The film has Annie say, "It's only a theory." Was that a joke on creationists?
Yes. I kind of wanted to put that line on the poster. "What are you so afraid of? It's only a theory." It did seem to be a wonderful red flag to wave at our creationist friends.
There's also the scene in church where the family joins in singing, "All Things Bright and Beautiful." It's a reminder of the Victorian worldview.
The hymn is just perfect, because it's one all of us grew up singing. Which none of us really questioned. "All things bright and beautiful/All creatures great and small/All things wise and wonderful/The lord God made them all." We contrast the sweet innocence of Annie's singing that hymn, and indeed the whole congregation's, with Darwin's reaction to it.
I think that's one of the most effective things about the film.

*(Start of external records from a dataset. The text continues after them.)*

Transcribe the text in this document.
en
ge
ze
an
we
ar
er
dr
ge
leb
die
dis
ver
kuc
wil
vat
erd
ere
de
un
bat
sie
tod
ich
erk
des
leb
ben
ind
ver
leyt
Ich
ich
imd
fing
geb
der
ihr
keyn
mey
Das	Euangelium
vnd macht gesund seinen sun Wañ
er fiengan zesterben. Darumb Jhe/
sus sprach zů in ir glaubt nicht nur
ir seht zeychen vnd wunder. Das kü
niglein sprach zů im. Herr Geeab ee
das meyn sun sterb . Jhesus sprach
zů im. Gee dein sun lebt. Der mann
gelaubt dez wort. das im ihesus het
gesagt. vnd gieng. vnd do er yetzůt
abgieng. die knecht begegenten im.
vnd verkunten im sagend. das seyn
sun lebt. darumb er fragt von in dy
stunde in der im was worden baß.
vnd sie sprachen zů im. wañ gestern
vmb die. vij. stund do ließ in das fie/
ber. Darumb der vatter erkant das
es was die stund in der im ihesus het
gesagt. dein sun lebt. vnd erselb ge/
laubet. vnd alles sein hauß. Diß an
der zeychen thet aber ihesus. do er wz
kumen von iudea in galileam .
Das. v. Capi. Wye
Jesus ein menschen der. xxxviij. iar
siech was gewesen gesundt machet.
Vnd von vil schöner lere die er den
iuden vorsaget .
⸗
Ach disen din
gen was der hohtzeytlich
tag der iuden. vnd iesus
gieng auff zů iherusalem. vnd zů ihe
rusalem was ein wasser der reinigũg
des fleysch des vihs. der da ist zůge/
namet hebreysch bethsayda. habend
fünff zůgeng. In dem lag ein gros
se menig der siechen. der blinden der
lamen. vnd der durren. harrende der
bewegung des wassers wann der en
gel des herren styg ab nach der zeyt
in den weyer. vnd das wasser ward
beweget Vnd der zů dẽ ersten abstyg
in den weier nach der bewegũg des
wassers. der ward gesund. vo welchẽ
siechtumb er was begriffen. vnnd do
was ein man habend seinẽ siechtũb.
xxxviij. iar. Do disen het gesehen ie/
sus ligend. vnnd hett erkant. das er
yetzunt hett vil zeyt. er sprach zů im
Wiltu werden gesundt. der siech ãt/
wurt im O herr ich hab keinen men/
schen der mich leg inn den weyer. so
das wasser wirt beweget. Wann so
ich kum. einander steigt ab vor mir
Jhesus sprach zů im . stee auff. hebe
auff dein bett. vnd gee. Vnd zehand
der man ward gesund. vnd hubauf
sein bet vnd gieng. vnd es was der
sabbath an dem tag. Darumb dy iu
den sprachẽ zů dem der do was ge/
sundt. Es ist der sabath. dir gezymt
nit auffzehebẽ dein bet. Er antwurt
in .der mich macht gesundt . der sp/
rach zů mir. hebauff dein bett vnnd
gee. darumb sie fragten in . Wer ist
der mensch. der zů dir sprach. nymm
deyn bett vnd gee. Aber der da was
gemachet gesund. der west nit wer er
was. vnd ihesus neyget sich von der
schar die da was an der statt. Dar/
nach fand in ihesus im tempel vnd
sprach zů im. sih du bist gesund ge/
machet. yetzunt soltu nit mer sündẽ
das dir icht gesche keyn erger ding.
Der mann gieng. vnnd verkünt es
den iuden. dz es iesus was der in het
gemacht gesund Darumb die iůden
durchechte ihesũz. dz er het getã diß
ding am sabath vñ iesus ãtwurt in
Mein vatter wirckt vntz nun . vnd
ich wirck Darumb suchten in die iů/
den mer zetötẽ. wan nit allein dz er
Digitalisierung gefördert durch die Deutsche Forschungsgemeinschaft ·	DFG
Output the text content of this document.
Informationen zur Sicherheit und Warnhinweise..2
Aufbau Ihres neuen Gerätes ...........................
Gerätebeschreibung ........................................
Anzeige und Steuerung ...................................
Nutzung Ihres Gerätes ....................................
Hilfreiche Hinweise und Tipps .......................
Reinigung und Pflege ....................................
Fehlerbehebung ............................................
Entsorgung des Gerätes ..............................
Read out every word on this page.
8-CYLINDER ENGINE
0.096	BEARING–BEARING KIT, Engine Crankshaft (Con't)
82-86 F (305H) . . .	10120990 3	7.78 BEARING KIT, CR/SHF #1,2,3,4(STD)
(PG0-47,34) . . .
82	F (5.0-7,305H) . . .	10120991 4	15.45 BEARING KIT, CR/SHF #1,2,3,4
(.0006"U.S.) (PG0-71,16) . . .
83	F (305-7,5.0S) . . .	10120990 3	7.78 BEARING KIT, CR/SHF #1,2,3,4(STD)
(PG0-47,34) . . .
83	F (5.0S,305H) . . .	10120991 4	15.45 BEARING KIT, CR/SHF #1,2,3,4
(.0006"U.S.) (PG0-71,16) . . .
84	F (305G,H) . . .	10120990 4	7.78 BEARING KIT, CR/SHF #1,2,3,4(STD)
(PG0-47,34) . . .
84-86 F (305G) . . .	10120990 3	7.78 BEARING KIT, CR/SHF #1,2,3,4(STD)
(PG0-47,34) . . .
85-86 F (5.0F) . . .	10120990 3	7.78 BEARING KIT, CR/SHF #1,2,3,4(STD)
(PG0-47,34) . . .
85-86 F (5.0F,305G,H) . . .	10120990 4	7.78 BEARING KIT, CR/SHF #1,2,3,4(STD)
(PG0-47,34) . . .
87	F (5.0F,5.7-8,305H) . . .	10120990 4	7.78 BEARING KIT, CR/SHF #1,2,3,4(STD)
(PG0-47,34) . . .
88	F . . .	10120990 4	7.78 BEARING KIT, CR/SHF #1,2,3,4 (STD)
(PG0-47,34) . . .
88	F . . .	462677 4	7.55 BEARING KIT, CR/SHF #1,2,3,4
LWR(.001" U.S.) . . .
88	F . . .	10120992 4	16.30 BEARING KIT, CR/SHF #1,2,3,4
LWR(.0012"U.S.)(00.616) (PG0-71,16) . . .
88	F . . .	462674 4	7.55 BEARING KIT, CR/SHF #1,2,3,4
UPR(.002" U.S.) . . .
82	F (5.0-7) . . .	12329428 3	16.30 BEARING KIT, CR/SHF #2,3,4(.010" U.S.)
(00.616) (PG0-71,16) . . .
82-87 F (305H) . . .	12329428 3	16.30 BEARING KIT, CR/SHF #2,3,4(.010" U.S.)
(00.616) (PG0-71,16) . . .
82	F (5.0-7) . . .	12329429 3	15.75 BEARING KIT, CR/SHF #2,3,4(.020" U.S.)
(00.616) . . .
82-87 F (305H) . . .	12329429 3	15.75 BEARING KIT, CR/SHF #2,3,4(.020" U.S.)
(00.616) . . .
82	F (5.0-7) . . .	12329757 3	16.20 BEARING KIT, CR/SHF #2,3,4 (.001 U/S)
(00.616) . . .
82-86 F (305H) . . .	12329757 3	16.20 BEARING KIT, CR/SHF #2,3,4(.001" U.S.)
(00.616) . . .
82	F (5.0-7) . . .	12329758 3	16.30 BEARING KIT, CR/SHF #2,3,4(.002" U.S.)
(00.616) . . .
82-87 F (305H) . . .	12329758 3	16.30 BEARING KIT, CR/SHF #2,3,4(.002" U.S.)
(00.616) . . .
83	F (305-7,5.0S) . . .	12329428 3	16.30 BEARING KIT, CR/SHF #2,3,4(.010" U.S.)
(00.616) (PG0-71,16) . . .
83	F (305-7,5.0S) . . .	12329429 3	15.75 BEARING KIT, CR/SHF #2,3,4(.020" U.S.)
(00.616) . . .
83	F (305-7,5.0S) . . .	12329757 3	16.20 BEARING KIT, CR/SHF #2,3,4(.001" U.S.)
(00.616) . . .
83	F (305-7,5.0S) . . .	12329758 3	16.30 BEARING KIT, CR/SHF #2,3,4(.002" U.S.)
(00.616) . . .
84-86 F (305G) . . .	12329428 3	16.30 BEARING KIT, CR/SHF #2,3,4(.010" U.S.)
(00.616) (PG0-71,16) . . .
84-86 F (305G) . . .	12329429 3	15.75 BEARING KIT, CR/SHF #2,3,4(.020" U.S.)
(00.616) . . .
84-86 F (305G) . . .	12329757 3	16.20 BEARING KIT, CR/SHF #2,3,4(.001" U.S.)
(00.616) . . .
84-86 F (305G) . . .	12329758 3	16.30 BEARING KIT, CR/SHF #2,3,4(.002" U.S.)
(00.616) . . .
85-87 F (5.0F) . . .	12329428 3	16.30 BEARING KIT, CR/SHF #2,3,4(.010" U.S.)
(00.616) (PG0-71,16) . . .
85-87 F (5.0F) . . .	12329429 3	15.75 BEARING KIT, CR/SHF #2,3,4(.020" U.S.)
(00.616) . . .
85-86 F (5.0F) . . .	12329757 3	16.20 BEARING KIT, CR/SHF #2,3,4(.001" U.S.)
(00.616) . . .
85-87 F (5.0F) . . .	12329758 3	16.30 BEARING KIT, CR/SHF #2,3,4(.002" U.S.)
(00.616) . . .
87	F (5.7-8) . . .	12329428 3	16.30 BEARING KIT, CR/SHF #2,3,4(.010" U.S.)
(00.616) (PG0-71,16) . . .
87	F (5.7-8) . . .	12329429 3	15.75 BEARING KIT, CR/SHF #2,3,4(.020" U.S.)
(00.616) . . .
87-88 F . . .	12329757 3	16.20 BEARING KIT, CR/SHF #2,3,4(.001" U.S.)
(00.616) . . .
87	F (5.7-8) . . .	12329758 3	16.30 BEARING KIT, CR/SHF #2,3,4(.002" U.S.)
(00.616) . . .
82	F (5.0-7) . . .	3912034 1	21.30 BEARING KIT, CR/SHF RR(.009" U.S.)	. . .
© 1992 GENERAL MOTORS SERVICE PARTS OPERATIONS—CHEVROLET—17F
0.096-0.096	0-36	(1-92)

You take things that are commonplace in Anglo-American culture, and put them in a context where you have to really consider what they mean.
We're encouraging the audience to step into Darwin's mindset, and Darwin's perception of the world. Because he did have this astonishing ability to look fresh at ordinary things. People remember Darwin most for the Beagle and the Galapagos. But actually I think the work he did in his little country pad in Kent, five acres or so, was far more important to him than all that more showy stuff. He was able to look at bees and worms and ants and small animals, and observe them in ways that one would never think of observing them. He made connections between their behaviors that opened up entirely new perspectives on them.
If, in any small measure, we do that in the film, we're also letting the audience into that special, perceptive knack he had.
Randal Keynes, Darwin biographer's and his great, great-grandson, was a consultant to the film. What did he provide?
Authenticity. Randal's an expert on Darwin. He's written a definitive book about him. He's also, by implication and fact, the guardian of Darwin's legacy. It was tremendously important to us that Randal gave his benediction to what we were doing. We would go for him sometimes for facts: Did Darwin ever write a letter to such and such? Can you give us more details about the skeletonizing?
But also, we made a few imaginative leaps. One of the things I'm enormously grateful to Randal for is that — unlike a lot of academics, who might have said, "No no no! It's not on the page!" — Randal said, "Yes. Please go to that place, because I can't. As a biographer and a historian, I can't go there, but as a filmmaker you can." He enfranchised us to let our imaginations work. At those points where the diarist had closed the book, and the journal entry ended. Where a person walks into the bedroom and closes the door — that the place where the historian has to stop. But the dramatist can begin. And that we did, very cautiously, but very much with Randal's approbation.
CREATION — 2009, 108 min; at Landmark E Street.